At most GNSS and radiosonde stations, the satellite-based GMI-retrieved TCWV data show a good agreement with ground-based TCWV data from GNSS and radiosonde instruments, with a station-wise RMSE from 3 mm to 6 mm, a station-wise RRMSE from 20% to 40%, and a station-wise MB from −2 mm to 2 mm.

In terms of RMSE, the newly derived TCWV data records present a relatively poorer performance in several coastal GNSS and radiosonde stations in the South and North American regions, due to the high water vapor values at coastal regions (see and ), which is consistent with previous studies (Vaquero-Martínez et al. Citation2018; Xu and Liu Citation2022b, Citation2023d). In addition, the suboptimal performance of the retrieval algorithm in coastal regions may be attributed to the complex intermingling of land and ocean surfaces in these areas.

The station-wise RMSE values between GMI TCWV and radiosonde TCWV in Africa, India, and China are around 10 mm, which are larger than those at other worldwide regions. This could be because the retrieval model has not been well trained with few GNSS stations in Africa, India, and China (see ). The poor training of the retrieval model in the Africa, India, and China areas could then result in the poor performance of new GMI-derived TCWV data measurements. In addition, the high TCWV values in Africa, India, and China could also lead to the large RMSE values in these regions, as demonstrated in previous studies (Vaquero-Martínez et al. Citation2018; Xu and Liu Citation2022b, Citation2023d).

In , the newly retrieved TCWV data show an RMSE in the range of 4.75 mm to 7.48 mm compared to GNSS TCWV and in the range of 4.83 mm to 8.77 mm compared to radiosonde TCWV, in different areas worldwide. Their RRMSE values are in the range between 29.99% and 38.91% and between 23.32% and 44.25%, respectively. The retrieval algorithm performs the worst in Africa where few GNSS stations are utilized in the training of the retrieval approach. This further confirms that the poor training of the retrieval approach with few GNSS stations may lead to the low accuracy of newly derived TCWV estimates. This also illustrates that dense ground-based TCWV observation station networks are desired for the training of machine learning-based retrieval methods.

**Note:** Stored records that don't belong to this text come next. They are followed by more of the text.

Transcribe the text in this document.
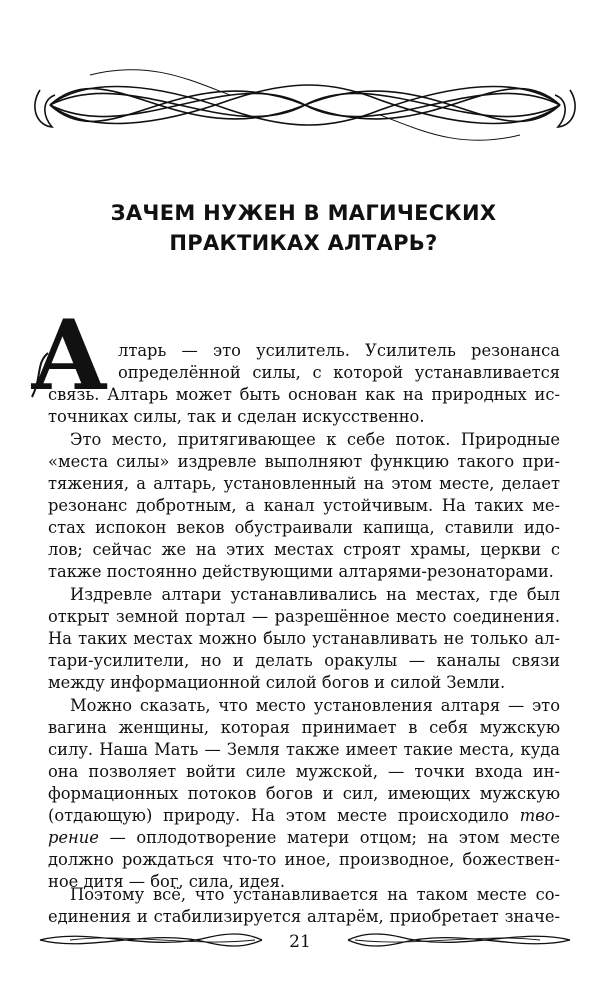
ЗАЧЕМ НУЖЕН В МАГИЧЕСКИХ
ПРАКТИКАХ АЛТАРЬ?
А лтарь — это усилитель. Усилитель резонанса
определённой силы, с которой устанавливается
связь. Алтарь может быть основан как на природных ис-
точниках силы, так и сделан искусственно.
Это место, притягивающее к себе поток. Природные
«места силы» издревле выполняют функцию такого при-
тяжения, а алтарь, установленный на этом месте, делает
резонанс добротным, а канал устойчивым. На таких ме-
стах испокон веков обустраивали капища, ставили идо-
лов; сейчас же на этих местах строят храмы, церкви с
также постоянно действующими алтарями-резонаторами.
Издревле алтари устанавливались на местах, где был
открыт земной портал — разрешённое место соединения.
На таких местах можно было устанавливать не только ал-
тари-усилители, но и делать оракулы — каналы связи
между информационной силой богов и силой Земли.
Можно сказать, что место установления алтаря — это
вагина женщины, которая принимает в себя мужскую
силу. Наша Мать — Земля также имеет такие места, куда
она позволяет войти силе мужской, — точки входа ин-
формационных потоков богов и сил, имеющих мужскую
(отдающую) природу. На этом месте происходило тво-
рение — оплодотворение матери отцом; на этом месте
должно рождаться что-то иное, производное, божествен-
ное дитя — бог, сила, идея.
Поэтому всё, что устанавливается на таком месте со-
единения и стабилизируется алтарём, приобретает значе-
21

Figure 13. Verification of newly retrieved TCWV over land from GMI MW measurements using reference TCWV from additional 4,341 GNSS stations during the period from 2018 to 2020 and 605 radiosonde stations during the period from 2017 to 2020, in different regions worldwide.

Figure 13. Verification of newly retrieved TCWV over land from GMI MW measurements using reference TCWV from additional 4,341 GNSS stations during the period from 2018 to 2020 and 605 radiosonde stations during the period from 2017 to 2020, in different regions worldwide.

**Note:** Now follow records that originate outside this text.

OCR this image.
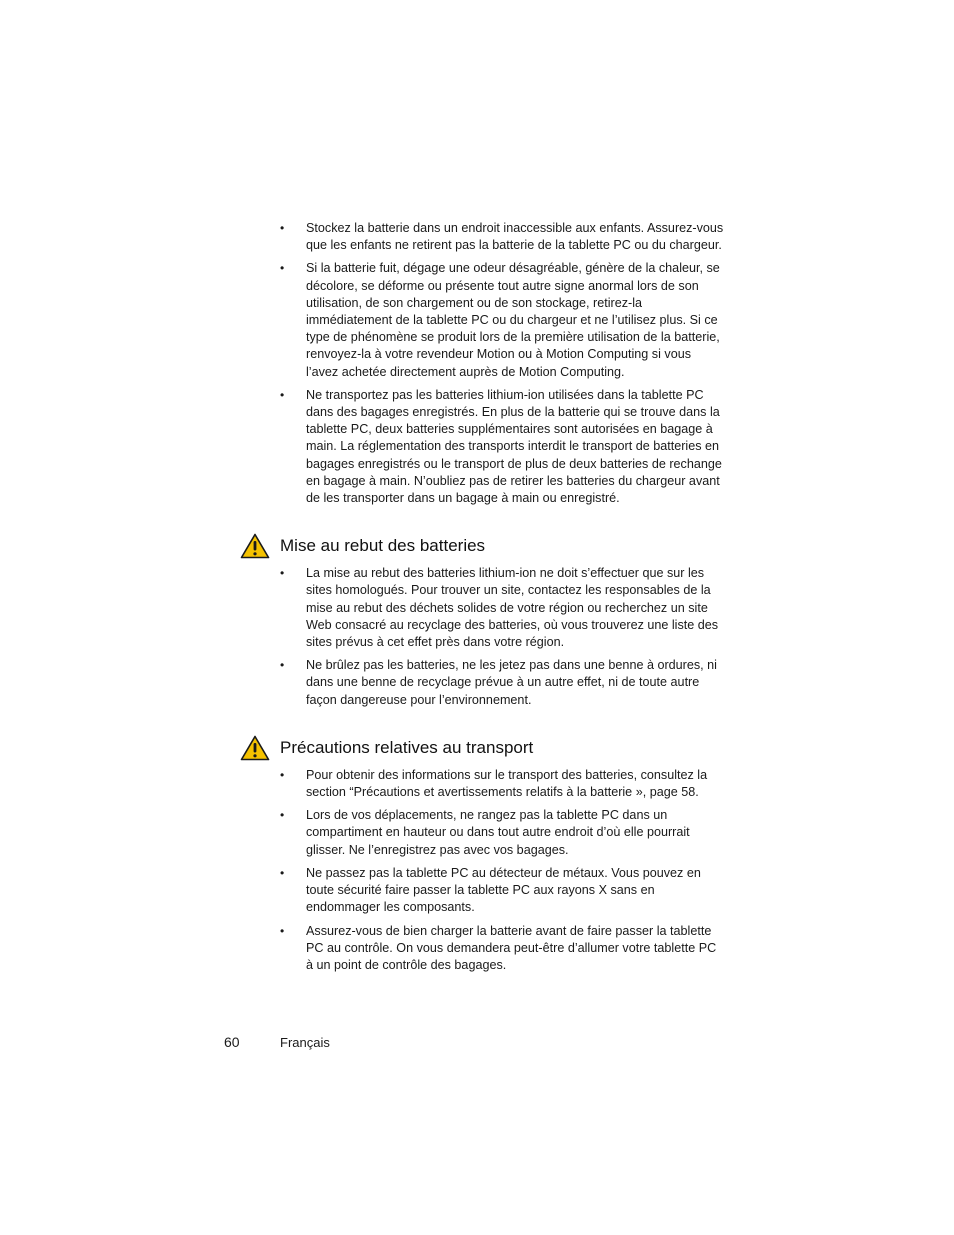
•	Stockez la batterie dans un endroit inaccessible aux enfants. Assurez-vous que les enfants ne retirent pas la batterie de la tablette PC ou du chargeur.
•	Si la batterie fuit, dégage une odeur désagréable, génère de la chaleur, se décolore, se déforme ou présente tout autre signe anormal lors de son utilisation, de son chargement ou de son stockage, retirez-la immédiatement de la tablette PC ou du chargeur et ne l’utilisez plus. Si ce type de phénomène se produit lors de la première utilisation de la batterie, renvoyez-la à votre revendeur Motion ou à Motion Computing si vous l’avez achetée directement auprès de Motion Computing.
•	Ne transportez pas les batteries lithium-ion utilisées dans la tablette PC dans des bagages enregistrés. En plus de la batterie qui se trouve dans la tablette PC, deux batteries supplémentaires sont autorisées en bagage à main. La réglementation des transports interdit le transport de batteries en bagages enregistrés ou le transport de plus de deux batteries de rechange en bagage à main. N’oubliez pas de retirer les batteries du chargeur avant de les transporter dans un bagage à main ou enregistré.
Mise au rebut des batteries
•	La mise au rebut des batteries lithium-ion ne doit s’effectuer que sur les sites homologués. Pour trouver un site, contactez les responsables de la mise au rebut des déchets solides de votre région ou recherchez un site Web consacré au recyclage des batteries, où vous trouverez une liste des sites prévus à cet effet près dans votre région.
•	Ne brûlez pas les batteries, ne les jetez pas dans une benne à ordures, ni dans une benne de recyclage prévue à un autre effet, ni de toute autre façon dangereuse pour l’environnement.
Précautions relatives au transport
•	Pour obtenir des informations sur le transport des batteries, consultez la section “Précautions et avertissements relatifs à la batterie », page 58.
•	Lors de vos déplacements, ne rangez pas la tablette PC dans un compartiment en hauteur ou dans tout autre endroit d’où elle pourrait glisser. Ne l’enregistrez pas avec vos bagages.
•	Ne passez pas la tablette PC au détecteur de métaux. Vous pouvez en toute sécurité faire passer la tablette PC aux rayons X sans en endommager les composants.
•	Assurez-vous de bien charger la batterie avant de faire passer la tablette PC au contrôle. On vous demandera peut-être d’allumer votre tablette PC à un point de contrôle des bagages.
60	Français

Overall, the retrieval approach, developed in this study, exhibits a relatively stable performance in most areas worldwide, except for some coastal areas as well as regions with few training stations.

Temporal stability of the retrieval algorithm

Annually, the new GMI-derived TCWV data show a good agreement with GNSS-derived reference TCWV observations, with R2 from 0.74 to 0.77, RMSE from 5.56 mm to 5.95 mm, and MB from −0.26 mm to 0.36 mm. Compared with radiosonde-retrieved reference TCWV measurements, the newly retrieved TCWV observations have an R2 of 0.82 to 0.84, RMSE of 5.84 mm to 6.28 mm, and MB of −0.65 mm to −0.23 mm. The annual validation results in 2018, 2019, and 2020 show that the new retrieval model performs stably year over year.

Monthly, the new LightGBM-estimated TCWV estimates agree well with reference TCWV estimates from GNSS and radiosonde observations. The monthly RMSE is between 4.10 mm and 8.02 mm when compared to GNSS TCWV and the monthly RMSE is between 3.92 mm and 9.03 mm when compared to radiosonde TCWV. Additionally, the monthly RRMSE values of newly derived TCWV data are in the range of 25.12% to 69.18% and 27.00% to 49.62% compared to GNSS and radiosonde TCWV measurements, respectively. Note that the new GMI-retrieved TCWV observations show higher RMSE values in wet months than in dry months, because of the large TCWV values at wet months (Vaquero-Martínez et al. Citation2018; Xu and Liu Citation2022b, Citation2023d).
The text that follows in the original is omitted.